Today I hauled myself out to the main campus of George Mason (in Fairfax Virginia). What got me to battle the beltway? My friend and colleague Sameeksha Desai was defending her dissertation.
She is a serious and innovative researcher who I have blogged about in the the past. Her work covers post conflict entrepreneurship (think Rwanda, etc) and begins to define/explore a concept called ‘destructive entrepreneurship.’
This term appears to come from Baumol’s 1990 work, Good Entrepreneurship, Bad Entrepreneurship, and Destructive Entrepreneurship. While Baumol didn’t delve to deeply into the destructive, Samee has!

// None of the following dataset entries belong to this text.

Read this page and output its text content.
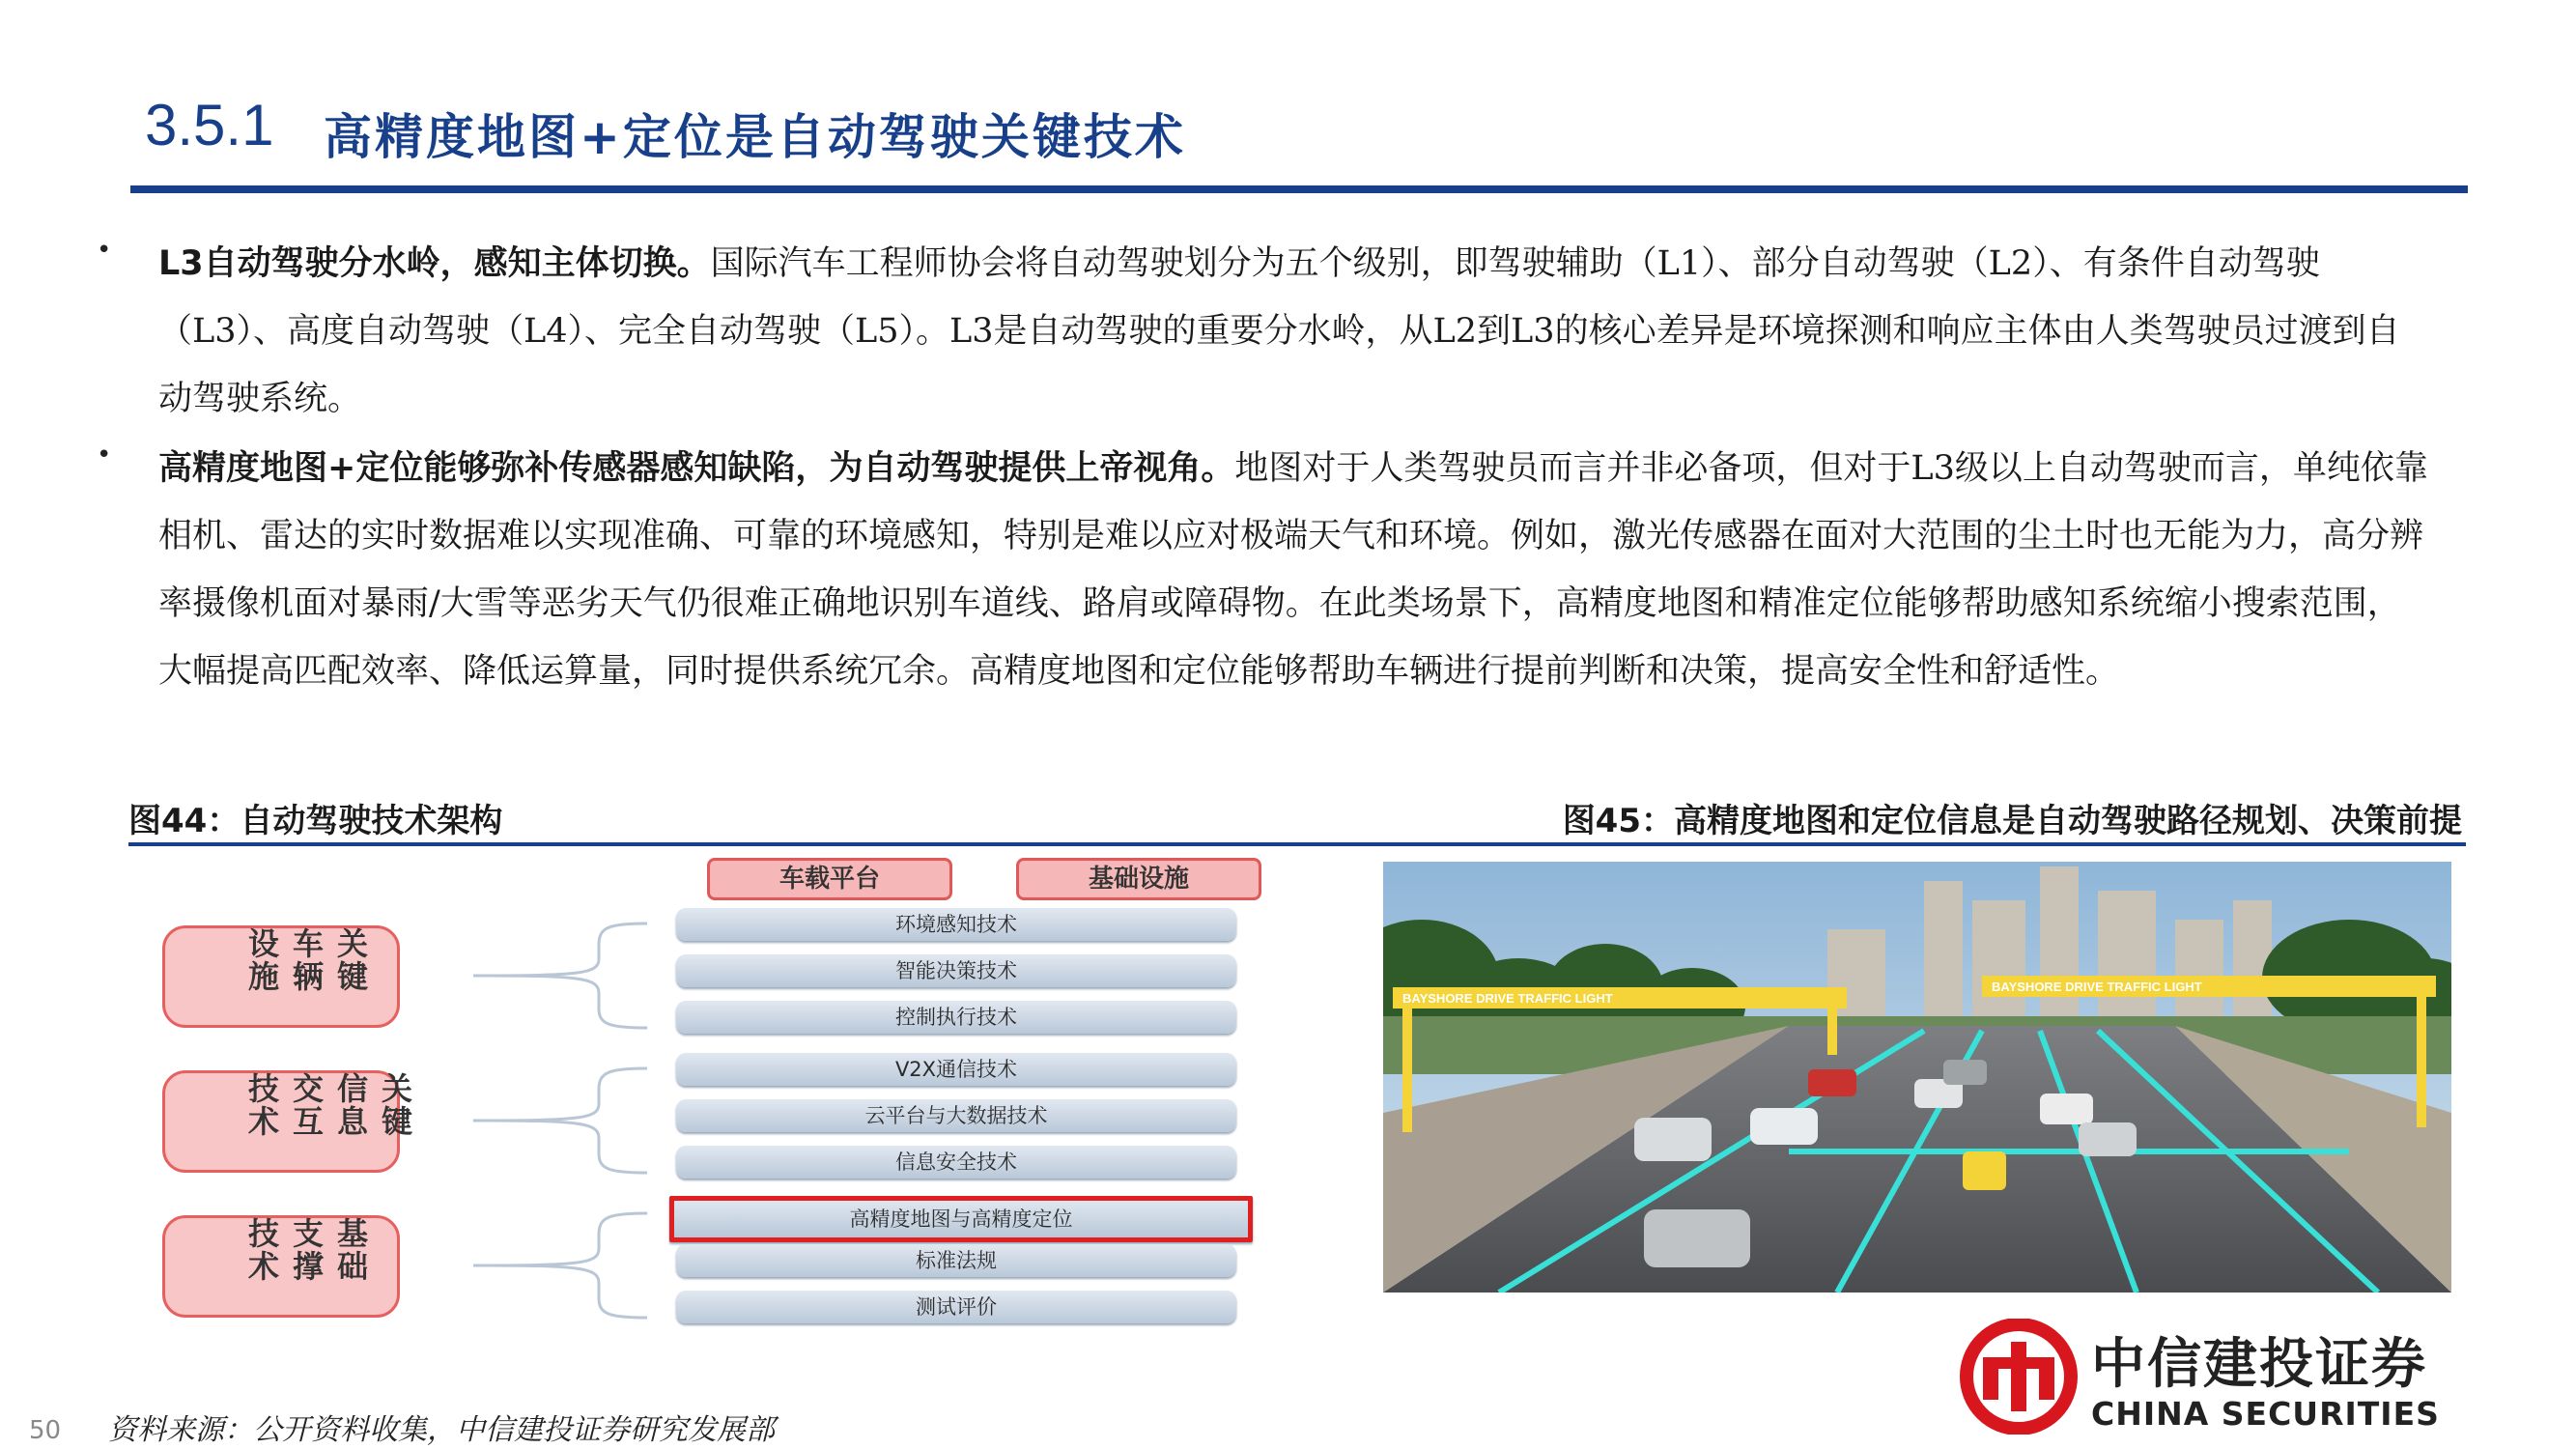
3.5.1 高精度地图+定位是自动驾驶关键技术
• L3自动驾驶分水岭，感知主体切换。国际汽车工程师协会将自动驾驶划分为五个级别，即驾驶辅助（L1）、部分自动驾驶（L2）、有条件自动驾驶（L3）、高度自动驾驶（L4）、完全自动驾驶（L5）。L3是自动驾驶的重要分水岭，从L2到L3的核心差异是环境探测和响应主体由人类驾驶员过渡到自动驾驶系统。
• 高精度地图+定位能够弥补传感器感知缺陷，为自动驾驶提供上帝视角。地图对于人类驾驶员而言并非必备项，但对于L3级以上自动驾驶而言，单纯依靠相机、雷达的实时数据难以实现准确、可靠的环境感知，特别是难以应对极端天气和环境。例如，激光传感器在面对大范围的尘土时也无能为力，高分辨率摄像机面对暴雨/大雪等恶劣天气仍很难正确地识别车道线、路肩或障碍物。在此类场景下，高精度地图和精准定位能够帮助感知系统缩小搜索范围，大幅提高匹配效率、降低运算量，同时提供系统冗余。高精度地图和定位能够帮助车辆进行提前判断和决策，提高安全性和舒适性。
图44：自动驾驶技术架构	图45：高精度地图和定位信息是自动驾驶路径规划、决策前提
车载平台	基础设施
关键车辆设施
关键信息交互技术
基础支撑技术
环境感知技术
智能决策技术
控制执行技术
V2X通信技术
云平台与大数据技术
信息安全技术
高精度地图与高精度定位
标准法规
测试评价
BAYSHORE DRIVE TRAFFIC LIGHT
BAYSHORE DRIVE TRAFFIC LIGHT
50 资料来源：公开资料收集，中信建投证券研究发展部
中信建投证券
CHINA SECURITIES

Destructive entrepreneurship is anything that destroys economic capacity; whether it be land, labor, or capital.
So, for example, in an unstable post-conflict environment entrepreneurs will make decisions that are often short-term in nature (b/c the future is very unclear) but cost the economy greatly in the long run. The policy implications of this were discussed in Samee’s work.
While her work focuses on post-conflict entrepreneurship, the destructive nature of much of it is similar to what we see in many urban cores in the US. This idea was discussed extensively after Samee’s presentation and its clear that her work can shed a lot of light on traditional urban issues.
Her work is fascinating and I am trying to find some things to post.